Article ID: 53132
Aim: To investigate the association of small dense low-density lipoprotein cholesterol (sdLDL-C) and acute ischemic stroke (AIS) in terms of risk, severity, and outcomes. Prediction models were established to screen high-risk patients and predict prognosis of AIS patients.
Methods: We enrolled in this study 355 AIS patients and 171 non-AIS controls. AIS was subtyped according to TOAST criteria, and the severity and outcomes of AIS were measured. Blood glucose and lipid profiles including total cholesterol, triglyceride, and lipoproteins were measured in all patients using automatic measure.
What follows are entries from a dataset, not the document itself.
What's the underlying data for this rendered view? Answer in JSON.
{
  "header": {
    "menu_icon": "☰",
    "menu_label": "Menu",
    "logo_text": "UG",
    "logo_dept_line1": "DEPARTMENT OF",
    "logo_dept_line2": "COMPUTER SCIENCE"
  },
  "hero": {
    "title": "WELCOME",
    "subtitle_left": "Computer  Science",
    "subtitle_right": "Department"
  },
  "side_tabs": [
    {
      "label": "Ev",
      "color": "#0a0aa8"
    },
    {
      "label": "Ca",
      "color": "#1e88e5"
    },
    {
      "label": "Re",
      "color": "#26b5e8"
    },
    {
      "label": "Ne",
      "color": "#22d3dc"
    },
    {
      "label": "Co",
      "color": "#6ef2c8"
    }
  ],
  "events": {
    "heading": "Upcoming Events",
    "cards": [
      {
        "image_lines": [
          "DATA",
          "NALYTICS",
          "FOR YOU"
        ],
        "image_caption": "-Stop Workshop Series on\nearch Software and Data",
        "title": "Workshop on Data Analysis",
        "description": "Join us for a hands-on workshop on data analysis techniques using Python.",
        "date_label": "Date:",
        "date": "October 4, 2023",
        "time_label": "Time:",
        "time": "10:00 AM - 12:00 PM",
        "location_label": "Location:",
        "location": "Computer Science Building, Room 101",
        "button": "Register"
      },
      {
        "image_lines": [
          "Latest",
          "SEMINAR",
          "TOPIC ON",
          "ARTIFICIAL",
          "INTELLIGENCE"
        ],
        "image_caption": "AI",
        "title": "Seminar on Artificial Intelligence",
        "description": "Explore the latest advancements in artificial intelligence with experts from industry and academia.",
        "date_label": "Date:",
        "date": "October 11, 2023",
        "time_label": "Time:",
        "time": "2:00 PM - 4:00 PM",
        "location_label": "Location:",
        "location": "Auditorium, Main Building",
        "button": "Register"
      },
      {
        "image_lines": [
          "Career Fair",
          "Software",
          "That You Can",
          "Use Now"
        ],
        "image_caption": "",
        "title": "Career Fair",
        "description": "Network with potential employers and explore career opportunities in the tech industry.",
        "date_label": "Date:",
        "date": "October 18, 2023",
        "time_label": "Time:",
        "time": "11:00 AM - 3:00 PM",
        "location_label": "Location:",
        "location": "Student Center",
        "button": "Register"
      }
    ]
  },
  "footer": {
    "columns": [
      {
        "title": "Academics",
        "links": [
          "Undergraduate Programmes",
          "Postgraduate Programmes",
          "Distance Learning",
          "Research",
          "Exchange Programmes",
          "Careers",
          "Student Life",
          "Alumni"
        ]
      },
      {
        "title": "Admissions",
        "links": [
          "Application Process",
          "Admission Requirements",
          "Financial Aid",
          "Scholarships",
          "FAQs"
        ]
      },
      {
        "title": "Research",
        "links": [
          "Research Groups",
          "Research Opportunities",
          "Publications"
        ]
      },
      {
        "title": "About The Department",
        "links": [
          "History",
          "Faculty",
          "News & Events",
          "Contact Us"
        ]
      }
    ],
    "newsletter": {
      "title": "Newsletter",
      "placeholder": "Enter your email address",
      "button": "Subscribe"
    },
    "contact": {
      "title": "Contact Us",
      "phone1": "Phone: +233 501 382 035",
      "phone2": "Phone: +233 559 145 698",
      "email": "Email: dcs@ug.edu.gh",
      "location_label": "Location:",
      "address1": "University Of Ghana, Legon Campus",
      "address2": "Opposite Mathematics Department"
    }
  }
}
Lipoprotein subfractions were detected by the Lipoprint LDL system.
Results: As compared with the non-AIS control group, the AIS group had higher sdLDL-C levels. Pearson correlation analysis revealed that the sdLDL-C level and risk of AIS, especially non-cardioembolic stroke, were positively correlated. The area under the curve of sdLDL-C for AIS risk was 0.665, better than that of other lipids. Additionally, the sdLDL-C level was significantly correlated with AIS severity and bad outcomes. A logistic regression model for assessing the probability of AIS occurrence and a prognostic prediction model were established based on sdLDL-C and other variables.
Conclusions: Elevated levels of sdLDL-C were associated with a higher prevalence of AIS, especially in non-cardioembolic stroke subtypes. After adjustment for other risk factors, sdLDL-C was found to be an independent risk factor for AIS. Also, sdLDL-C level was strongly associated with AIS severity and poor functional outcomes. Logistic regression models for AIS risk and prognosis prediction were established to help clinicians provide better prevention for high-risk subjects and monitor their prognosis.